DESCRIPTION (provided by applicant): The long-term objectives of this translational project is to optimize the use of the opioid antagonist naltrexone (NTX) for treating alcohol dependence and to identify novel receptor targets for new pharmacotherapies for alcohol drinking - a priority of NIAAA. The specific objective is to bring together experts to determine if Kappa opioid receptors (KOR) are affected by heavy drinking and if they have a role in mediating variability in efficacy of NTX. Knowledge gap: We need to know more about alcoholism, KOR, and how NTX decreases alcohol intake.

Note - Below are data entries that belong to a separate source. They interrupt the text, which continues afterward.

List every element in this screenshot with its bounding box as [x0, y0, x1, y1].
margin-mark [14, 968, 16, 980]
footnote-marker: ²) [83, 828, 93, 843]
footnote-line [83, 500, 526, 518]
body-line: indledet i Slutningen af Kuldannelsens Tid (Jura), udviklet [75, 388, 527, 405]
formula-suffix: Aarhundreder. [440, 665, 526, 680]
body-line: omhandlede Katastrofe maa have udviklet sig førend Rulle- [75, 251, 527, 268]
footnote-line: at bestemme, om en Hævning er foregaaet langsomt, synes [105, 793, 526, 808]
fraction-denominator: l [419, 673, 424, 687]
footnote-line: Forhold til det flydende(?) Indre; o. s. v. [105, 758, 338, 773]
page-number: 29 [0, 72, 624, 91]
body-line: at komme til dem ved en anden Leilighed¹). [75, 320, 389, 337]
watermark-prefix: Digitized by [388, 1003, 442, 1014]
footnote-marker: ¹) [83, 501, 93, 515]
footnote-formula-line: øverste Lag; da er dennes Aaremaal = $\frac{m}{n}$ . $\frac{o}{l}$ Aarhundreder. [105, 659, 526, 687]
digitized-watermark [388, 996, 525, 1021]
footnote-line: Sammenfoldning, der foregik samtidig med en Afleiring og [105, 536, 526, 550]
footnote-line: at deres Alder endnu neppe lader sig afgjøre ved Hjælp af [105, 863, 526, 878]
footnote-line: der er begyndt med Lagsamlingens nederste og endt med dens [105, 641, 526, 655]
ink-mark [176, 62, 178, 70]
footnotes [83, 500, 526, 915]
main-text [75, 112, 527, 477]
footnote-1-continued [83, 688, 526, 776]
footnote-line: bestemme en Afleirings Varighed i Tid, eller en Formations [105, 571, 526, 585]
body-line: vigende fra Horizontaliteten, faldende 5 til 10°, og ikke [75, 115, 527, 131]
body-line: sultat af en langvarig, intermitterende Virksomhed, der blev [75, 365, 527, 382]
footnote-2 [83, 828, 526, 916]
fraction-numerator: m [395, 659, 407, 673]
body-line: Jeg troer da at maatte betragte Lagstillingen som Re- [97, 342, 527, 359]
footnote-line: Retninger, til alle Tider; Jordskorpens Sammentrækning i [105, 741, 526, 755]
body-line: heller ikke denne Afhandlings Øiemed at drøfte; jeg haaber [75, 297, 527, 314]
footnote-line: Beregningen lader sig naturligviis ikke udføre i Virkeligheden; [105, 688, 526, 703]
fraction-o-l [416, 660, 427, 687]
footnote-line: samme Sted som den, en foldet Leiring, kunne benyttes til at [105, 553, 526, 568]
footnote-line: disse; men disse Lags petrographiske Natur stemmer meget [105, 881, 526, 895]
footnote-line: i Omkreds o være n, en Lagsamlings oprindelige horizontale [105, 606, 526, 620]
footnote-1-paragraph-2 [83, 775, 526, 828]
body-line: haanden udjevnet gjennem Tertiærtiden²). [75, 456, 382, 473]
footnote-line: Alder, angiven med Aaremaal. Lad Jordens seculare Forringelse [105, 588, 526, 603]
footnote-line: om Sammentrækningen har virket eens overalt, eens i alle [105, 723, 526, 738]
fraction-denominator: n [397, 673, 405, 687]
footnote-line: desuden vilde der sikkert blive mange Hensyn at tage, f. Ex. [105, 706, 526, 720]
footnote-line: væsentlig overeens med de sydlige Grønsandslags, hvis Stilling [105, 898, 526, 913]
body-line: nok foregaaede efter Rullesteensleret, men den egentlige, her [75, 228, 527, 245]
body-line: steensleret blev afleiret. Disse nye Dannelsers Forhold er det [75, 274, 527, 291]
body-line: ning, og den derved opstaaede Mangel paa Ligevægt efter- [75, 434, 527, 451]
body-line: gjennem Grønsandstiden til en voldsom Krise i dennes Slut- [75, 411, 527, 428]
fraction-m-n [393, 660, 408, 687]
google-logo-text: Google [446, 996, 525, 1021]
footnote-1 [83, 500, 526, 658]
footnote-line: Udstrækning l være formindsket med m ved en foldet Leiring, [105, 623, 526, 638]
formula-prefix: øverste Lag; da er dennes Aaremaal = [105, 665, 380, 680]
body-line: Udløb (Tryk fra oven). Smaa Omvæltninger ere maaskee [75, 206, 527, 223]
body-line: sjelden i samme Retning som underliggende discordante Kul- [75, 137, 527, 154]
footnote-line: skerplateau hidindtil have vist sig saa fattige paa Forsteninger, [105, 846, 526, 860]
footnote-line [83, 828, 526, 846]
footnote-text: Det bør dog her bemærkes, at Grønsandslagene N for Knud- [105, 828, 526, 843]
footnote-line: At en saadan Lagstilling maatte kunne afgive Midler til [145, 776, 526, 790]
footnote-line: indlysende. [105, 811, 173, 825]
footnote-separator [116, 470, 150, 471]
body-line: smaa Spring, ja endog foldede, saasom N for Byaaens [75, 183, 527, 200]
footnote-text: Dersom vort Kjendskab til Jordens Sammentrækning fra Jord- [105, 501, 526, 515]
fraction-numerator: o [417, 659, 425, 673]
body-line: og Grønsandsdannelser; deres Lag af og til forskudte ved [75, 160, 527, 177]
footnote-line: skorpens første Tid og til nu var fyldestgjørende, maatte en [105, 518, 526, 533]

Intriguing evidence from our group with an alcohol drinking paradigm (ADP) suggests that family history (FH) of alcoholism and gender may mediate responses to NTX. NTX decreased drinking in those with a positive FH (FHP) of alcoholism but appeared to increase drinking in negative FH (FHN) - a difference observed in male but not female drinkers. NTX binds with varying degrees to Mu, Delta and Kappa receptors. A prior PET study measured occupancy (OCC) of Mu and Delta sites by NTX but did not examine KOR, nor correlate with NTX efficacy. Another study compared baseline Mu and Delta sites in heavy drinkers (HD) to healthy controls (HC). PET imaging of KOR has been impossible due to the lack of a specific KOR tracer. Innovation: We have developed a selective KOR tracer. The current proposal will be the first to use this tracer to (1) image available KOR in HD at baseline, (2) to compare HD at baseline to HC, and (3) to compare OCC of KOR by NTX, in male and female, FHP and FHN HD. Our preliminary PET evidence suggests gender differences in baseline KOR levels in HC. It also suggests that FHP and FHN drinkers differ in NTX OCC of KOR and this may be associated with NTX-induced changes in drinking. Our new data suggest that KOR are higher in HD than HC. This would be counter to the recent findings regarding the Mu site. Our project will be the first to examine the association of KOR OCC by NTX with NTX- induced changes in drinking in the ADP, in male and female heavy drinkers who are either FHP or FHN. The primary hypothesis is that NTX OCC will be different in FHP vs. FHN HD and that such differences will predict NTX efficacy. We will use a novel tracer to shed light on possible effects of heavy drinking, the actions of NTX, and FH and gender-related differences. The work will inform future studies into the KOR/dynorphin system and the search for pharmacotherapies for alcoholism.

描述（由申请人提供）：该翻译项目的长期目标是优化阿片类拮抗剂纳洛酮（NTX）用于治疗酒精依赖的使用，并确定新的饮酒药物治疗的新受体靶点-NIAAA的优先事项。具体目标是汇集专家，以确定Kappa阿片受体（KOR）是否受到大量饮酒的影响，以及它们是否在介导NTX疗效的变化中发挥作用。知识差距：我们需要更多地了解酒精中毒，KOR以及NTX如何减少酒精摄入量。来自我们的酒精饮用范例（ADP）小组的有趣证据表明，酗酒家族史（FH）和性别可能介导对NTX的反应。NTX减少了酒精中毒阳性FH（FHP）患者的饮酒量，但似乎增加了阴性FH（FHN）患者的饮酒量-在男性而非女性饮酒者中观察到的差异。NTX以不同程度结合Mu、Delta和Kappa受体。之前的PET研究测量了NTX对Mu和Delta位点的占用率（OCC），但未检查KOR，也未与NTX疗效相关。另一项研究比较了重度饮酒者（HD）与健康对照者（HC）的基线Mu和Delta位点。由于缺乏特定的KOR示踪剂，KOR的PET成像是不可能的。创新：我们开发了一种选择性KOR示踪剂。当前提案将首次使用该示踪剂（1）对基线时HD中的可用KOR进行成像，（2）将基线时的HD与HC进行比较，以及（3）在男性和女性、FHP和FHN HD中，通过NTX比较KOR的OCC。我们的初步PET证据表明，HC的基线KOR水平存在性别差异。它还表明FHP和FHN饮用者在KOR的NTX OCC方面存在差异，这可能与NTX诱导的饮酒变化有关。我们的新数据表明HD的KOR高于HC。这与最近关于Mu场址的调查结果相反。我们的项目将是第一个研究NTX引起的KOR OCC与NTX诱导的ADP饮酒变化之间的关系的项目，在FHP或FHN的男性和女性重度饮酒者中。主要假设是NTX OCC在FHP与FHN HD中不同，并且这种差异将预测NTX疗效。我们将使用一种新的示踪剂来阐明可能的影响 大量饮酒，NTX的行动，FH和性别相关的差异。这项工作将为未来对KOR/强啡肽系统的研究和对酒精中毒药物疗法的研究提供信息。